Oggi, quell’ipotesi sembra trovare una possibilità di pratica applicazione nell’ambito del recente «progetto speciale», elaborato dai Ministeri per i Beni Culturali e per gli Interventi straordinari per il Mezzogiorno, denominato «Itinerari turistico culturali». Impostato sul concetto che i beni culturali costituiscono «la risorsa primaria dalla cui valorizzazione possono derivare quegli effetti economici e sociali a lungo ricercati per assicurare al Mezzogiorno una reale partecipazione alla crescita generale del Paese», il progetto dovrebbe offrire una nuova prospettiva per una conservazione autenticamente attiva, integrata all’uso sociale. L’ampia risonanza che gli «Itinerari» stanno avendo presso Amministrazioni locali e organi di stampa, è certamente positiva per la sensibilizzazione di più vasti strati di opinione pubblica al problema del recupero e della gestione delle memorie, ma rischia di trasformare quelle stesse memorie in un nuovo bene di consumo.

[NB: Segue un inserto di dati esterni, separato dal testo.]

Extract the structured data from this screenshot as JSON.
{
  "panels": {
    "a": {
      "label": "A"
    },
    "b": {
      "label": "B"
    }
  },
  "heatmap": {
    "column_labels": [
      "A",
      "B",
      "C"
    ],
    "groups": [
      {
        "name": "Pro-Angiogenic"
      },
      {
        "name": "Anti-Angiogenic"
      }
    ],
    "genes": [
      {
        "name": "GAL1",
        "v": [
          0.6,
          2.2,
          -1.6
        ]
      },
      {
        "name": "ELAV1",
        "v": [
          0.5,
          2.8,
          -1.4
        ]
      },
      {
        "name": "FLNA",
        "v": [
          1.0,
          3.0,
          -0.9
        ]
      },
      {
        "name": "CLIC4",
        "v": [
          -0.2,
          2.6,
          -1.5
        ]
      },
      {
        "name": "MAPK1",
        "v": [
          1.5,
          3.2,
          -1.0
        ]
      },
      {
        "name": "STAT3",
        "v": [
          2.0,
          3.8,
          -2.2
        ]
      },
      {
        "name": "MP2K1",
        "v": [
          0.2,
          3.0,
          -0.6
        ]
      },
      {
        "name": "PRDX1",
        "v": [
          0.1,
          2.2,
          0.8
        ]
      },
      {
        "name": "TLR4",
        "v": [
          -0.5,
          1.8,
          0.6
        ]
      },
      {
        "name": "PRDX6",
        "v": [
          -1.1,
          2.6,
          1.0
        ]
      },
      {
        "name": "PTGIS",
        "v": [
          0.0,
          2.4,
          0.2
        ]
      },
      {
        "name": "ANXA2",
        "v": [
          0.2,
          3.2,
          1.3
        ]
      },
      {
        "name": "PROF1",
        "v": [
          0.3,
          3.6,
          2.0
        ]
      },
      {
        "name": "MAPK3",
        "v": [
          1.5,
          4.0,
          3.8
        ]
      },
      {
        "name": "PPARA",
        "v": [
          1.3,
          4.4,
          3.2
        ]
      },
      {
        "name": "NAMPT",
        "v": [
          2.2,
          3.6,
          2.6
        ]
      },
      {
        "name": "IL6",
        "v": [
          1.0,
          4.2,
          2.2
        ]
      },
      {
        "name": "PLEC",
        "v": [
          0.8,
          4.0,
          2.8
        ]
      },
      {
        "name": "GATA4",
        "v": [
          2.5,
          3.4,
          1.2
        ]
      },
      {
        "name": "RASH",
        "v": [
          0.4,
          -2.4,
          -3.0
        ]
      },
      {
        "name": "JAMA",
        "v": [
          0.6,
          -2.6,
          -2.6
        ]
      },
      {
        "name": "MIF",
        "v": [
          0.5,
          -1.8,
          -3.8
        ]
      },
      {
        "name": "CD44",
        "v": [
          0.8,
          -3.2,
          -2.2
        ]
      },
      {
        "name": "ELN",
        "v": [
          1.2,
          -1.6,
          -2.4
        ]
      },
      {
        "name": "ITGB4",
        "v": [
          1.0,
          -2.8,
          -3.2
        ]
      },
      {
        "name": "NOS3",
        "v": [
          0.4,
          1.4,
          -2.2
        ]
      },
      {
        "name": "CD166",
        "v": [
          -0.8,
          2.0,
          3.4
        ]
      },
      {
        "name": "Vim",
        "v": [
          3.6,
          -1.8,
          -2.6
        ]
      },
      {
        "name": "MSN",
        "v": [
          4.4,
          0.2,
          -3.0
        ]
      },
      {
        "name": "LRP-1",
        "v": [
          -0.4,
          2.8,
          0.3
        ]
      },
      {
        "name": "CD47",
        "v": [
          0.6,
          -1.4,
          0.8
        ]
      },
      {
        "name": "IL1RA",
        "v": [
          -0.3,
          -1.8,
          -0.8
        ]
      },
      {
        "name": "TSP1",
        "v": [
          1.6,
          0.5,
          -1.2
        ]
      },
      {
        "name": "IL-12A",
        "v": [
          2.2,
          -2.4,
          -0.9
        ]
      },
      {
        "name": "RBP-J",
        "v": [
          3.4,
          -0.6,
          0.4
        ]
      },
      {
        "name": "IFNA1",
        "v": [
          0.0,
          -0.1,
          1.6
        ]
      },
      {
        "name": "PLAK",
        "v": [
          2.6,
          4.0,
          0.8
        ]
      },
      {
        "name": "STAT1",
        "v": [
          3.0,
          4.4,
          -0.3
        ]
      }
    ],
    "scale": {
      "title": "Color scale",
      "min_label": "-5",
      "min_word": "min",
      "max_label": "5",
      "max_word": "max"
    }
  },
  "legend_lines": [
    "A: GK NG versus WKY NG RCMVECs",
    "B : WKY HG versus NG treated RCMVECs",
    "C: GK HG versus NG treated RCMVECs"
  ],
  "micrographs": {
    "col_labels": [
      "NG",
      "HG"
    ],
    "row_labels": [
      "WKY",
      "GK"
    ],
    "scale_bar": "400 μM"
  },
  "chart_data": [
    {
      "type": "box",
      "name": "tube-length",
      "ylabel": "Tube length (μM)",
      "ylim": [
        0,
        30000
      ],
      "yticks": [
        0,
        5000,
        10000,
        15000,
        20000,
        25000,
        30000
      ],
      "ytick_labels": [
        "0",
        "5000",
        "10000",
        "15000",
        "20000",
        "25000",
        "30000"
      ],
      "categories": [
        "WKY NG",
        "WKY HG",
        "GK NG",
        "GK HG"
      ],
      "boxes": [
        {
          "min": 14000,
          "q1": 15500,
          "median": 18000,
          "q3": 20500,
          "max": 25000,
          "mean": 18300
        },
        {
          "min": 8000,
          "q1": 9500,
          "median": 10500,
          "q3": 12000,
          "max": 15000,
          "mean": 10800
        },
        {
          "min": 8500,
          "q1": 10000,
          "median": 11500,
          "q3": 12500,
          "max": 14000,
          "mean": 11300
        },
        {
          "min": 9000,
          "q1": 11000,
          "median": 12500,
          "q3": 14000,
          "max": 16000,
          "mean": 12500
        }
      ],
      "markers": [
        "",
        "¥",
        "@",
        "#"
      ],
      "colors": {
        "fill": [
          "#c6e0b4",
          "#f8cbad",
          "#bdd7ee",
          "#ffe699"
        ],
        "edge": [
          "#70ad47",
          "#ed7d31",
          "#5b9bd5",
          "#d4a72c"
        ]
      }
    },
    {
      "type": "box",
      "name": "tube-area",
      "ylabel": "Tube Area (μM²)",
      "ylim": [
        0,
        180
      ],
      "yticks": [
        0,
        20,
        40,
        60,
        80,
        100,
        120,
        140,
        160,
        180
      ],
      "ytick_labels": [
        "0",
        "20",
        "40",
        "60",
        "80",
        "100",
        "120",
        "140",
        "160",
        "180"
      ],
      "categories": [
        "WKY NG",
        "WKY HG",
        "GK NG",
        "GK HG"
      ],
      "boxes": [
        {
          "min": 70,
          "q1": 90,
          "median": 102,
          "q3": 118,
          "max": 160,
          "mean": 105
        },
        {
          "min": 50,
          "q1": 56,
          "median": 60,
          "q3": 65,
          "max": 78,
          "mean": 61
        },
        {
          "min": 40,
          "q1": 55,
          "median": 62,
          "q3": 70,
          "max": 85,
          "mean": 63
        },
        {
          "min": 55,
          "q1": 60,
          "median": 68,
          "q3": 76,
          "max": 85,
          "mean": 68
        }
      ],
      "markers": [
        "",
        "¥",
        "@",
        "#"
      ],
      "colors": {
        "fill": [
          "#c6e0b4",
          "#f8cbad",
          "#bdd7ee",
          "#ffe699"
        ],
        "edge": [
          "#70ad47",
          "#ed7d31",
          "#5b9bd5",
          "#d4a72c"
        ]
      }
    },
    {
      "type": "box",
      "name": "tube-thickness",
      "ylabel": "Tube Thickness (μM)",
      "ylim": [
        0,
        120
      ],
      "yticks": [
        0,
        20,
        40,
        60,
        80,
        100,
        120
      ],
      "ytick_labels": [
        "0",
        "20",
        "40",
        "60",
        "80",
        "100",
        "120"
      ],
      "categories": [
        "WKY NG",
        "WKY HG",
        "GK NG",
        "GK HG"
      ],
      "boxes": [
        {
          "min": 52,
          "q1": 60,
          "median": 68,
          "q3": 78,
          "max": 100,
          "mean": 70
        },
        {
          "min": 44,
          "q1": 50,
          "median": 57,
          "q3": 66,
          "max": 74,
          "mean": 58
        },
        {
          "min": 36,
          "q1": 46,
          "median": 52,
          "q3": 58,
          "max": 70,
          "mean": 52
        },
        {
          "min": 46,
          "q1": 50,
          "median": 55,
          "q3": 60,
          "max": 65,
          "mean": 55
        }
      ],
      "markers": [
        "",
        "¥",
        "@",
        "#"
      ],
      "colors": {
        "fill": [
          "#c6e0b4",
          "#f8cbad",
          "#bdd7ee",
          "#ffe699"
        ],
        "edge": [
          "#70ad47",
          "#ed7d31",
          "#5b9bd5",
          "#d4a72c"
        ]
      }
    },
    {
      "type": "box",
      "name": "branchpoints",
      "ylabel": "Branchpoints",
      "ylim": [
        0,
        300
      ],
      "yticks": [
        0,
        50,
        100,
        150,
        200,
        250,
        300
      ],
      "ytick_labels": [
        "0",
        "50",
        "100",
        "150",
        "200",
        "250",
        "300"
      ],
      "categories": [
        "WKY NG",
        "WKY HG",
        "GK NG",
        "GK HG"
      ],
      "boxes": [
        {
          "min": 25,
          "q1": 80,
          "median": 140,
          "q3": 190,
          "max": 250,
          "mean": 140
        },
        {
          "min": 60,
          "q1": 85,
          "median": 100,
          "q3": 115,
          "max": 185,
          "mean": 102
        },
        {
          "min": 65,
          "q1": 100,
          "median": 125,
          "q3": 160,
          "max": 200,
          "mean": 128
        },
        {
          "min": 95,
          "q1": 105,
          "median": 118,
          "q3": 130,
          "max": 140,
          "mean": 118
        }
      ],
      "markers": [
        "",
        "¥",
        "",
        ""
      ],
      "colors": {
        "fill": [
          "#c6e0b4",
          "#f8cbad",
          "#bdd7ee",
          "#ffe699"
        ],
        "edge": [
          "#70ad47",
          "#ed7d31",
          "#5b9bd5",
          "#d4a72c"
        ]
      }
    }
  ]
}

Occorre che nella pratica attuazione, oltre che nello spirito del progetto, gli obiettivi della «valorizzazione a fini culturali» e della «valorizzazione a fini sociali» si compongano in un preciso equilibrio con quello della «valorizzazione a fini economici». In altri termini, che Balsignano e il suo intorno, ricco di numerosi altri contenitori abbandonati, segni altrettanto preziosi del nostro passato, venga recuperato alla coscienza e alla fruizione collettiva come sede di servizi o come centro di attività produttive artigianali, non solo come meta per un turismo frettoloso, distratto e spesso deturpante. Modugno risulta inserito, con altri centri dell’entroterra a sud di Bari (Valenzano, Sannicandro, Binetto, Bitetto, Noicattaro, Conversano), nell’itinerario caratterizzato dalla «cultura arabo, bizantina, normanno, sveva»: ci auguriamo tutti che l’occasione non vada sprecata.